前記領域が、その全体の倍数をW1及びその表層部の倍数をW2とした場合、0倍以上、6倍未満の差(W1−W2)の関係を有し、
前記発泡ポリスチレン系樹脂粒子が、中心部にスチレン系単量体と単官能アクリル酸エステルの重合体に由来する樹脂成分を表層部より多く含むポリスチレン系樹脂粒子からの発泡粒子であり、
前記発泡成形体は、前記領域が底部に位置する樹脂発泡容器であることを特徴とする発泡成形体が提供される。
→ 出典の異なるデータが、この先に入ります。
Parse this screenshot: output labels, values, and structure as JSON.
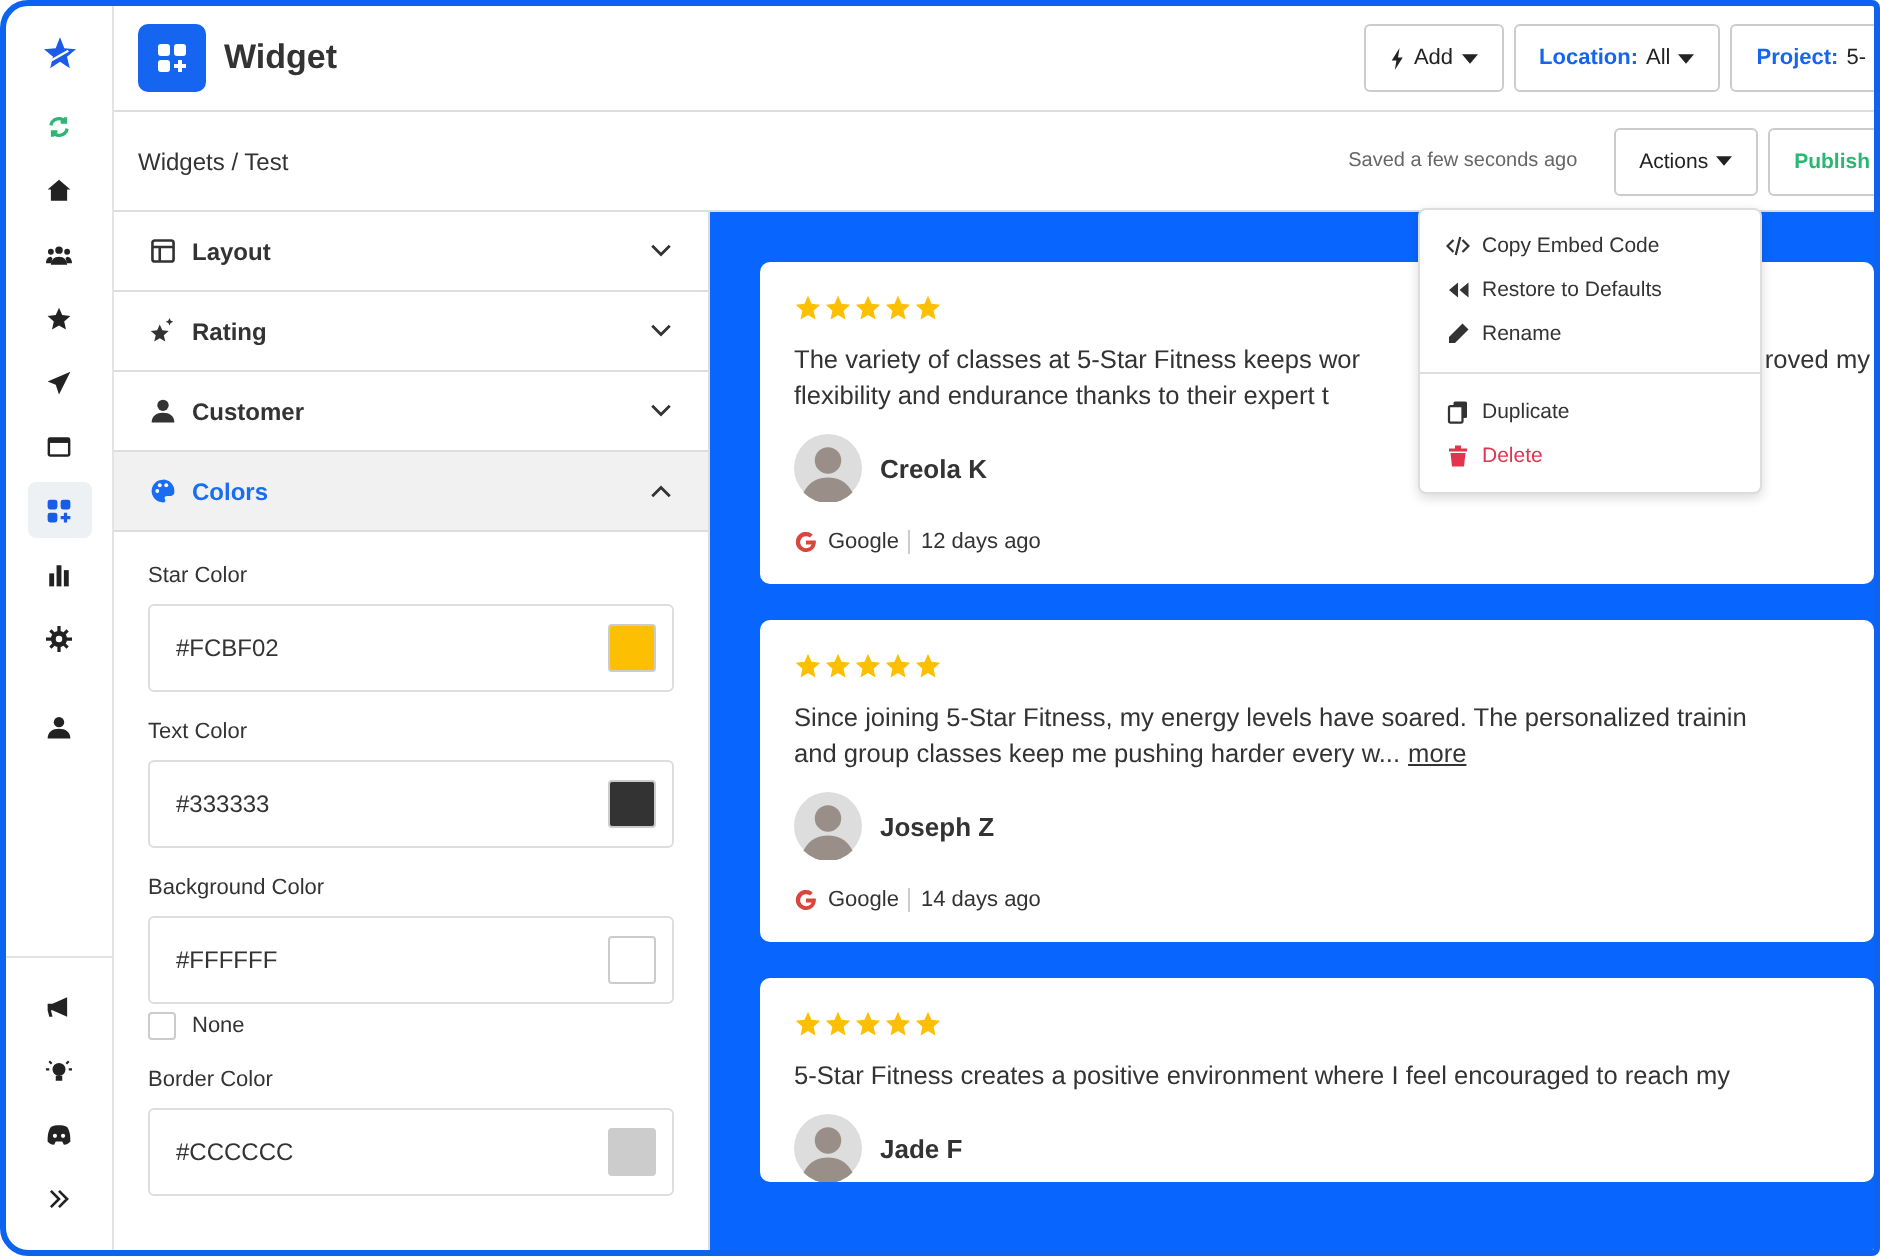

更に、本発明によれば、上記発泡成形体を少なくとも含む樹脂発泡容器が提供される。
また、倍数W1が、5〜100倍である場合、より圧縮強度の向上した発泡成形体を提供できる。
更に、発泡ポリスチレン系樹脂粒子が、ポリスチレン系樹脂粒子に発泡剤を含浸し、次いで発泡させることにより得られ、
前記ポリスチレン系樹脂粒子が、中心部にスチレン系単量体と単官能アクリル酸エステルの重合体に由来する樹脂成分を表層部より多く含む場合、より圧縮強度の向上した発泡成形体を提供できる。
領域が樹脂発泡容器の底部に位置する場合、圧縮強度の向上により、輸送時の底抜けを防止できる。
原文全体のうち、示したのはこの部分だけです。